Manchmal frustriert die Arbeit. Abends sitzen die ausländischen Lehrer in einer Runde zusammen und sprechen darüber. Anke meint: „Wir sollten alle gehen. Tansania muss in Ruhe gelassen werden, auch wenn es daran zerbricht. Aber nur so wird das Land selbst Initiative zeigen, sich entwickeln. Und wenn es hundert Jahre dauert, dann hätte es zumindest Bestand.“
Damals wie heute ist ihr bewusst, dass man den Industrieländern wie Deutschland im Umgang mit den Ländern des Südens vieles vorwerfen kann. Eine Antwort, wie dieses Dilemma zu lösen ist, hat sie nicht. Anke ist sich auch nicht sicher, ob sie während ihres Einsatzes viel erreicht hat; für den Moment gewiss.

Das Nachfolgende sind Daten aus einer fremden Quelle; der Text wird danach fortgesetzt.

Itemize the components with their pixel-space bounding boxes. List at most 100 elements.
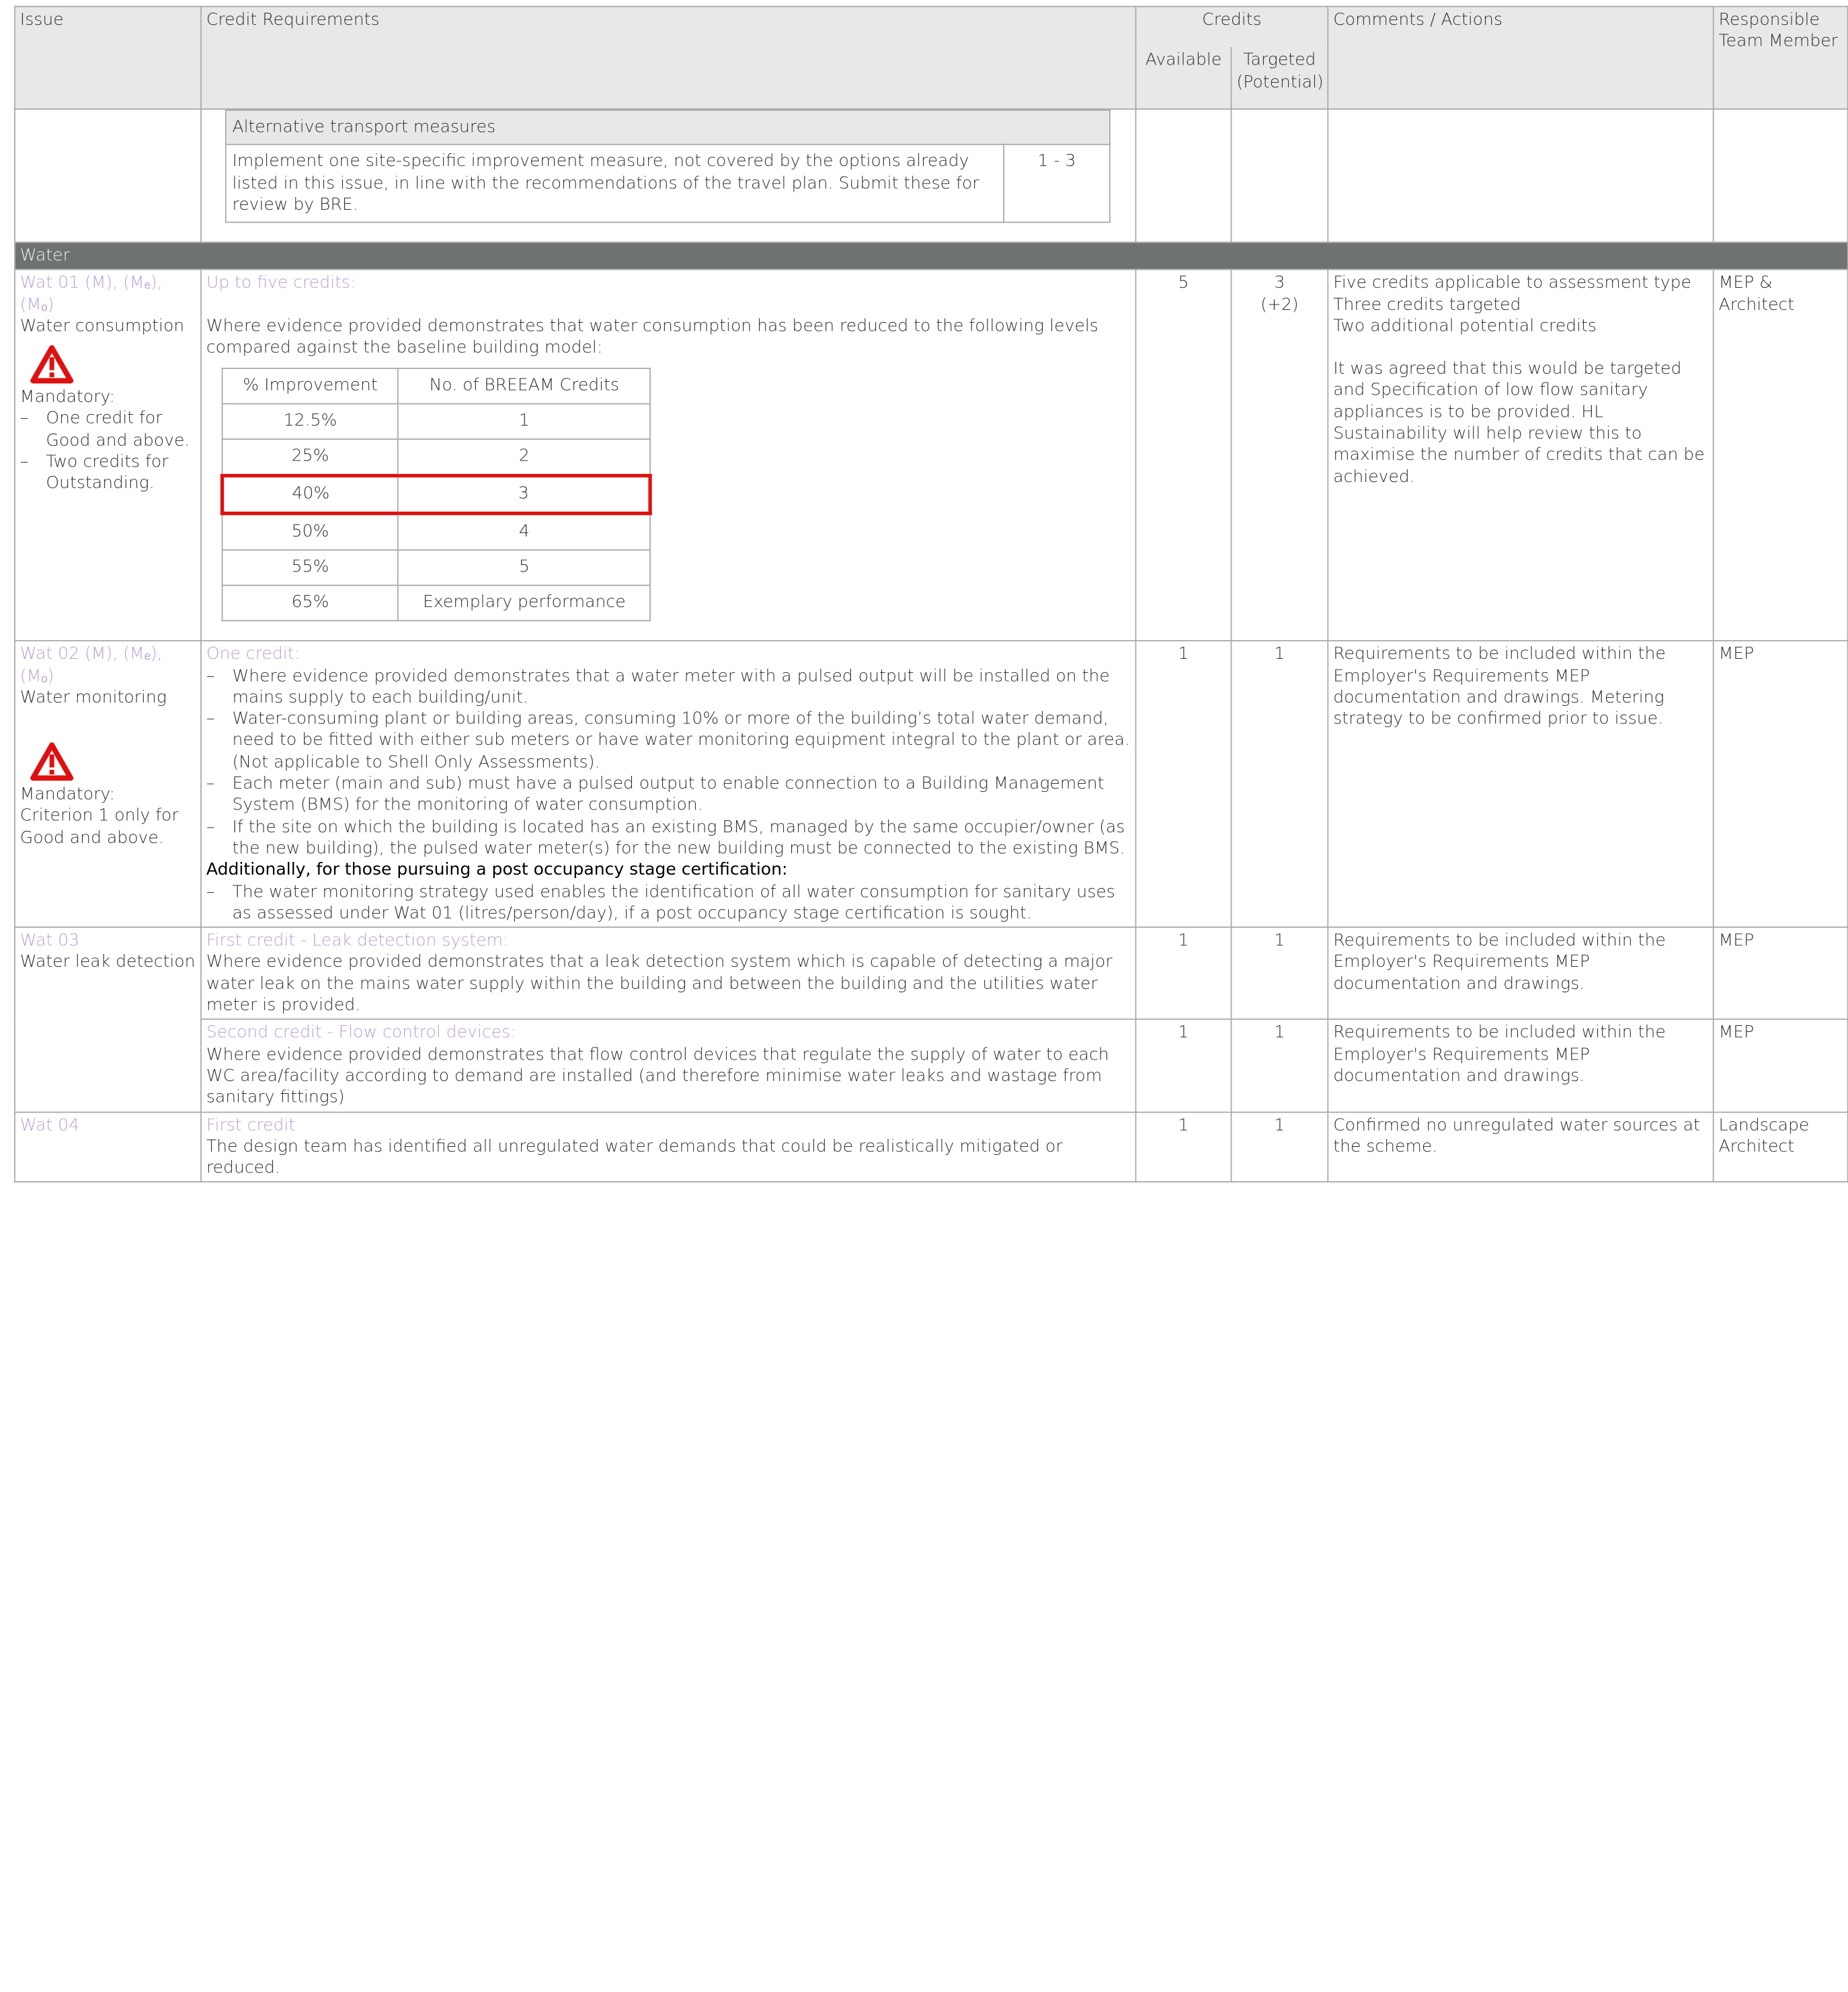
header-potential-label: (Potential)	[1236, 73, 1324, 92]
alt-transport-targeted	[1230, 108, 1329, 243]
warning-triangle-icon	[30, 742, 75, 782]
wat04-req-text: The design team has identified all unreg…	[206, 1137, 1063, 1178]
wat02-row: Wat 02 (M), (Mₑ), (Mₒ) Water monitoring …	[14, 640, 1848, 928]
header-comments: Comments / Actions	[1327, 5, 1714, 110]
wat03-second-requirements: Second credit - Flow control devices: Wh…	[200, 1019, 1137, 1113]
wat01-requirements-cell: Up to five credits: Where evidence provi…	[200, 269, 1137, 642]
wat01-available: 5	[1135, 269, 1232, 642]
wat01-code: Wat 01 (M), (Mₑ), (Mₒ)	[19, 274, 163, 315]
alt-transport-text: Implement one site-specific improvement …	[225, 144, 1004, 223]
alt-transport-row: Alternative transport measures Implement…	[14, 108, 1848, 243]
table-header-row: % Improvement No. of BREEAM Credits	[221, 368, 651, 405]
wat02-req-item: – Water-consuming plant or building areas…	[206, 709, 1131, 772]
wat02-req-item: – If the site on which the building is lo…	[206, 818, 1125, 859]
wat02-available: 1	[1135, 640, 1232, 928]
wat02-targeted: 1	[1230, 640, 1329, 928]
wat02-issue-cell: Wat 02 (M), (Mₑ), (Mₒ) Water monitoring …	[14, 640, 202, 928]
alt-transport-credits: 1 - 3	[1003, 144, 1111, 223]
table-row: 25% 2	[221, 438, 651, 477]
wat03-first-text: Where evidence provided demonstrates tha…	[206, 953, 1113, 1015]
table-row-highlighted: 40% 3	[220, 474, 652, 516]
wat03-second-targeted: 1	[1230, 1019, 1329, 1113]
table-header-cell: No. of BREEAM Credits	[397, 368, 651, 405]
table-cell: Exemplary performance	[397, 585, 651, 622]
wat02-additional-title: Additionally, for those pursuing a post …	[206, 861, 788, 880]
wat01-comments-cell: Five credits applicable to assessment ty…	[1327, 269, 1714, 642]
wat01-targeted-cell: 3 (+2)	[1230, 269, 1329, 642]
wat03-first-title: First credit - Leak detection system:	[206, 931, 509, 951]
wat03-code: Wat 03	[19, 931, 80, 951]
header-credits: Credits	[1135, 5, 1329, 48]
wat02-requirements-cell: One credit: – Where evidence provided dem…	[200, 640, 1137, 928]
wat01-name: Water consumption	[19, 317, 185, 336]
wat04-targeted: 1	[1230, 1111, 1329, 1183]
wat03-first-requirements: First credit - Leak detection system: Wh…	[200, 926, 1137, 1021]
wat01-potential: (+2)	[1260, 295, 1299, 315]
wat04-available: 1	[1135, 1111, 1232, 1183]
wat03-second-comments: Requirements to be included within the E…	[1327, 1019, 1714, 1113]
wat01-comment: It was agreed that this would be targete…	[1333, 360, 1705, 487]
table-cell: 5	[397, 549, 651, 586]
wat01-targeted: 3	[1274, 274, 1285, 293]
table-row: 65% Exemplary performance	[221, 585, 651, 622]
wat02-req-item: – Each meter (main and sub) must have a p…	[206, 774, 1104, 815]
wat02-name: Water monitoring	[19, 688, 167, 707]
wat01-comment: Five credits applicable to assessment ty…	[1333, 274, 1691, 293]
section-water-title: Water	[14, 241, 1848, 271]
table-header-cell: % Improvement	[221, 368, 399, 405]
wat01-req-text: Where evidence provided demonstrates tha…	[206, 316, 1098, 358]
page: Issue Credit Requirements Credits Commen…	[0, 0, 1848, 1992]
wat02-responsible: MEP	[1712, 640, 1848, 928]
alt-transport-responsible	[1712, 108, 1848, 243]
breeam-credits-table: Issue Credit Requirements Credits Commen…	[14, 5, 1848, 1183]
table-cell: 1	[397, 403, 651, 440]
wat01-mandatory-item: – One credit for Good and above.	[19, 409, 190, 450]
wat02-req-item: – Where evidence provided demonstrates th…	[206, 666, 1110, 707]
wat03-first-responsible: MEP	[1712, 926, 1848, 1021]
alt-transport-title: Alternative transport measures	[225, 110, 1111, 146]
wat04-code: Wat 04	[19, 1115, 80, 1135]
wat03-first-comments: Requirements to be included within the E…	[1327, 926, 1714, 1021]
wat01-comment: Three credits targeted	[1333, 295, 1521, 315]
table-cell: 2	[397, 438, 651, 477]
table-row: 50% 4	[221, 513, 651, 551]
wat04-req-title: First credit	[206, 1115, 296, 1135]
wat03-second-title: Second credit - Flow control devices:	[206, 1023, 516, 1043]
alt-transport-comments	[1327, 108, 1714, 243]
wat02-req-title: One credit:	[206, 645, 300, 664]
header-credit-requirements: Credit Requirements	[200, 5, 1137, 110]
wat01-comment: Two additional potential credits	[1333, 317, 1597, 336]
wat02-mandatory-text: Criterion 1 only for Good and above.	[19, 807, 179, 848]
wat03-issue-cell: Wat 03 Water leak detection	[14, 926, 202, 1113]
table-cell: 3	[397, 474, 652, 516]
wat01-mandatory-item: – Two credits for Outstanding.	[19, 452, 169, 493]
wat01-mandatory-title: Mandatory:	[19, 388, 115, 407]
header-responsible: Responsible Team Member	[1712, 5, 1848, 110]
wat01-issue-cell: Wat 01 (M), (Mₑ), (Mₒ) Water consumption…	[14, 269, 202, 642]
table-cell: 25%	[221, 438, 399, 477]
table-cell: 40%	[220, 474, 399, 516]
table-cell: 65%	[221, 585, 399, 622]
wat04-row: Wat 04 First credit The design team has …	[14, 1111, 1848, 1183]
table-cell: 55%	[221, 549, 399, 586]
wat02-comments: Requirements to be included within the E…	[1327, 640, 1714, 928]
wat01-improvement-table: % Improvement No. of BREEAM Credits 12.5…	[220, 368, 652, 622]
wat02-mandatory-title: Mandatory:	[19, 785, 115, 805]
table-cell: 4	[397, 513, 651, 551]
alt-transport-issue-cell	[14, 108, 202, 243]
section-water-row: Water	[14, 241, 1848, 271]
wat03-second-row: Second credit - Flow control devices: Wh…	[15, 1019, 1848, 1113]
wat04-responsible: Landscape Architect	[1712, 1111, 1848, 1183]
alt-transport-requirements-cell: Alternative transport measures Implement…	[200, 108, 1137, 243]
wat03-second-available: 1	[1135, 1019, 1232, 1113]
wat04-comments: Confirmed no unregulated water sources a…	[1327, 1111, 1714, 1183]
wat03-row: Wat 03 Water leak detection First credit…	[14, 926, 1848, 1113]
wat04-issue-cell: Wat 04	[14, 1111, 202, 1183]
table-row: 55% 5	[221, 549, 651, 586]
header-targeted: Targeted (Potential)	[1230, 47, 1329, 110]
wat02-additional-item: – The water monitoring strategy used enab…	[206, 882, 1115, 923]
table-row: 12.5% 1	[221, 403, 651, 440]
wat01-req-title: Up to five credits:	[206, 274, 356, 293]
wat03-second-text: Where evidence provided demonstrates tha…	[206, 1045, 1109, 1107]
header-available: Available	[1135, 47, 1232, 110]
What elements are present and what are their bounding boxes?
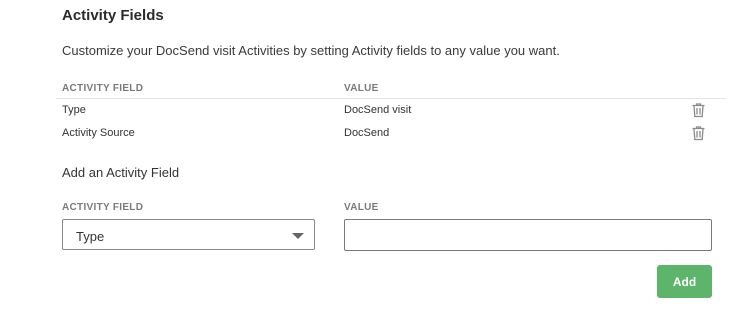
column-header-activity-field: ACTIVITY FIELD [62, 83, 144, 94]
section-title: Activity Fields [62, 7, 164, 24]
column-header-value: VALUE [344, 83, 379, 94]
chevron-down-icon [292, 233, 304, 239]
table-row: Type DocSend visit [0, 100, 756, 122]
add-field-label: ACTIVITY FIELD [62, 202, 144, 213]
activity-field-select[interactable]: Type [62, 219, 315, 250]
add-field-title: Add an Activity Field [62, 165, 180, 180]
table-row: Activity Source DocSend [0, 123, 756, 145]
select-value: Type [76, 229, 105, 244]
trash-icon[interactable] [691, 125, 706, 141]
value-input[interactable] [344, 219, 712, 251]
trash-icon[interactable] [691, 102, 706, 118]
add-value-label: VALUE [344, 202, 379, 213]
row-value: DocSend visit [344, 104, 412, 116]
add-button[interactable]: Add [657, 265, 712, 298]
row-field: Activity Source [62, 127, 135, 139]
row-value: DocSend [344, 127, 390, 139]
section-description: Customize your DocSend visit Activities … [62, 43, 560, 58]
header-divider [56, 98, 726, 99]
row-field: Type [62, 104, 86, 116]
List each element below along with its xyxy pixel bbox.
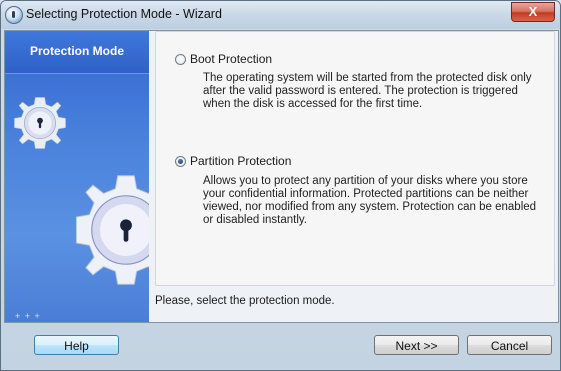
title-bar[interactable]: Selecting Protection Mode - Wizard X [1, 1, 560, 29]
options-panel: Boot Protection The operating system wil… [155, 31, 555, 286]
boot-protection-label[interactable]: Boot Protection [190, 52, 272, 66]
sidebar-dots: + + + [15, 311, 41, 321]
close-button[interactable]: X [511, 2, 555, 22]
app-lock-icon [5, 6, 23, 24]
wizard-body: Protection Mode + + + Boot Protection Th… [4, 30, 559, 323]
help-button[interactable]: Help [34, 335, 119, 355]
option-partition-protection[interactable]: Partition Protection [175, 154, 291, 168]
status-text: Please, select the protection mode. [155, 295, 335, 307]
boot-protection-description: The operating system will be started fro… [203, 72, 532, 110]
boot-protection-radio[interactable] [175, 53, 186, 65]
window-title: Selecting Protection Mode - Wizard [26, 7, 222, 21]
wizard-window: Selecting Protection Mode - Wizard X Pro… [0, 0, 561, 371]
lock-gear-icon [14, 97, 66, 149]
partition-protection-radio[interactable] [175, 155, 186, 167]
sidebar-title: Protection Mode [29, 44, 124, 58]
partition-protection-label[interactable]: Partition Protection [190, 154, 291, 168]
lock-gear-large-icon [75, 175, 149, 285]
option-boot-protection[interactable]: Boot Protection [175, 52, 272, 66]
next-button[interactable]: Next >> [374, 335, 459, 355]
partition-protection-description: Allows you to protect any partition of y… [203, 175, 537, 226]
sidebar-banner: Protection Mode + + + [5, 31, 149, 322]
cancel-button[interactable]: Cancel [467, 335, 552, 355]
content-area: Boot Protection The operating system wil… [155, 31, 558, 322]
sidebar-header: Protection Mode [5, 31, 149, 74]
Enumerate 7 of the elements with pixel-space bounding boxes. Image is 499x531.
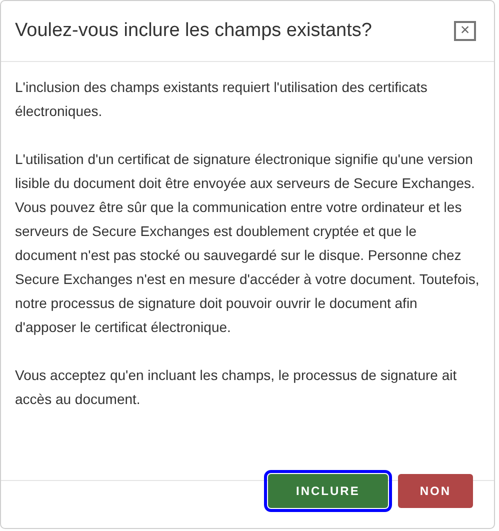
close-button[interactable]: × [454,21,476,41]
dialog-title: Voulez-vous inclure les champs existants? [15,18,372,43]
body-paragraph: L'inclusion des champs existants requiert l'utilisation des certificats électroniques. [15,78,428,121]
body-paragraph: Vous acceptez qu'en incluant les champs, le processus de signature ait accès au document. [15,366,458,409]
include-button[interactable]: INCLURE [268,474,388,508]
no-button[interactable]: NON [398,474,473,508]
body-paragraph: L'utilisation d'un certificat de signature électronique signifie qu'une version lisible du document doit être envoyée aux serveurs de Secure Exchanges. Vous pouvez être sûr que la communication entre votre ordinateur et les serveurs de Secure Exchanges est doublement cryptée et que le document n'est pas stocké ou sauvegardé sur le disque. Personne chez Secure Exchanges n'est en mesure d'accéder à votre document. Toutefois, notre processus de signature doit pouvoir ouvrir le document afin d'apposer le certificat électronique. [15,150,480,337]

Den Studenten konnte sie sicherlich etwas beibringen und sie schienen Anke auch für kompetent zu halten. Einige schickten Anke ihre Examensarbeiten zur Korrektur nach Deutschland. Es waren viele kleine Dinge, die sie ein wenig verbessern konnte. Unter anderem hat sie ein Kochbuch für den Hauswirtschaftsunterricht am Teachers Training College verfasst. Persönlich zehrt sie bis heute sehr von der Zeit in Tansania und hat einen differenzierteren Blick auf die Welt. „Das Fernweh blieb groß. Zwei Jahre später bin ich nach Äthiopien gegangen. Aber das ist eine andere Geschichte“, erzählt Oma Anke mir beim Abschied. Ich wünsche, ich hätte früher nachgefragt – und lege die Zebrafellkappe zurück in die Verkleidungskiste.